Q. Which countries have made the most progress?
A. Sweden and Finland are working hard. Unfortunately qualifying for worlds and Olympics impact their support. Countries lose some funding if they do not qualify.
Switzerland is getting stronger and the Czech Republic won a bronze medal in the under 18 world championship. Slovakia is new to the Olympics but it is always a question of resources. There will be a change in world championships which are going back to 8 teams instead of 10 in 2010
And there will be a new format for Under 18 World Championship; two pools of 4 teams. Under 22 will continue to roll along with the MLP Cup in Ravensburg, Germany from Jan 5-9, 2010 with Sweden, Finland, Russia, Canada, Switzerland and Germany. USA don’t run an Under 22 program. It was pretty cool in Germany for the Under 18 and Under 22 championships; the arena was filled with crazy screaming fans. The game is becoming part of the hockey fabric in different parts of world.
Q. What else has to be done?
A. I think the next step for us, all of us work harder at developing officials who have limited opportunities to work at pace of international game. We need to find creative ways to invest and develop officials.
Sweden and Finland barnstorm their countries to create opportunities, to grow their game.They learned it from us. The Under 18 World Championship is building a base in other countries.
I would send people back to look at the stats for Olympics in men’s hockey. Women have only had 3 Olympics.

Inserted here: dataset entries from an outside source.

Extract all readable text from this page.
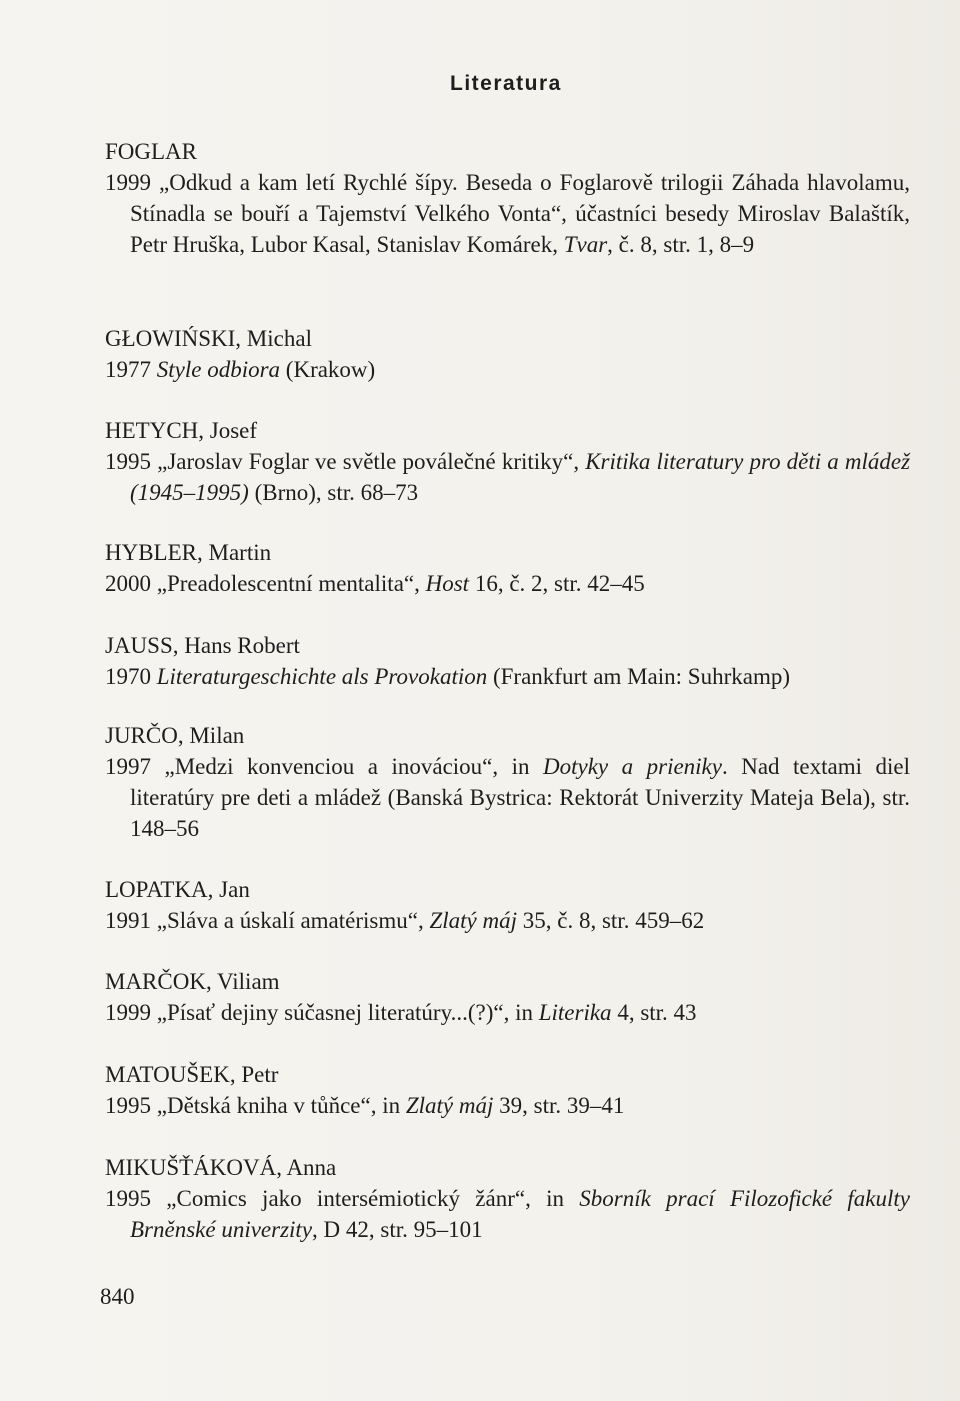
Literatura
FOGLAR

1999 „Odkud a kam letí Rychlé šípy. Beseda o Foglarově trilogii Záhada hlavolamu, Stínadla se bouří a Tajemství Velkého Vonta“, účastníci besedy Miroslav Balaštík, Petr Hruška, Lubor Kasal, Stanislav Komárek, Tvar, č. 8, str. 1, 8–9

GŁOWIŃSKI, Michal

1977 Style odbiora (Krakow)

HETYCH, Josef

1995 „Jaroslav Foglar ve světle poválečné kritiky“, Kritika literatury pro děti a mládež (1945–1995) (Brno), str. 68–73

HYBLER, Martin

2000 „Preadolescentní mentalita“, Host 16, č. 2, str. 42–45

JAUSS, Hans Robert

1970 Literaturgeschichte als Provokation (Frankfurt am Main: Suhrkamp)

JURČO, Milan

1997 „Medzi konvenciou a inováciou“, in Dotyky a prieniky. Nad textami diel literatúry pre deti a mládež (Banská Bystrica: Rektorát Univerzity Mateja Bela), str. 148–56

LOPATKA, Jan

1991 „Sláva a úskalí amatérismu“, Zlatý máj 35, č. 8, str. 459–62

MARČOK, Viliam

1999 „Písať dejiny súčasnej literatúry...(?)“, in Literika 4, str. 43

MATOUŠEK, Petr

1995 „Dětská kniha v tůňce“, in Zlatý máj 39, str. 39–41

MIKUŠŤÁKOVÁ, Anna

1995 „Comics jako intersémiotický žánr“, in Sborník prací Filozofické fakulty Brněnské univerzity, D 42, str. 95–101

840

Also the International Ice Hockey Federation recently held a development camp with mentor coaches, 17 athletes from 17 countries like Ireland and Spain. When you take a group of players to learn the game.. to create a competitive environment, it speaks volumes. It will happen every second year. It is set for the summer in 2010 for one week, 6 teams from 38 different countries. It is the second year for program.
Q. Has coaching changed?
A. Lots more full time coaches now in Canada. That is biggest change; more opportunities expanding with Canadian Interuniversity Sport leagues offering coaches more full time jobs. It is growing along with Hockey Canada’s Program of Excellence and coupled with events like the Under 18 National Championship and women’s hockey in the Canada games. There are great opportunities here.
Q. Should womens hockey go pro?
A. International players are a challenge; everybody wants import restrictions for teams to be lifted… to add more players. It is very limited now. All teams could use new players and it would be helpful to allow 2 international and 4 US players across every team. In the Western provinces in Canada, there were 3 Alberta teams, each had 2 Chinese players and British Columbia had one American player.
Q. What is your background in the game?
A. I have been coaching women’s hockey since 1985 at Concordia, full time here at Hockey Canada since 2002.
I played from 74-83 at John Abbot College and Concordia University in Montreal, Quebec.This is my first year working on the IIHF Women's Committee
Q. Describe your dream list for the next decade.
A. My dream list would be when top 8 teams got together for worlds it would be as unpredictable as the mens game. I would like to see the countries investing in sport and really try to grow the game and have their registration numbers triple.And I would like to see more females involved in admininstration and coaching around the world.This kind of change requires a short term and a long term plan.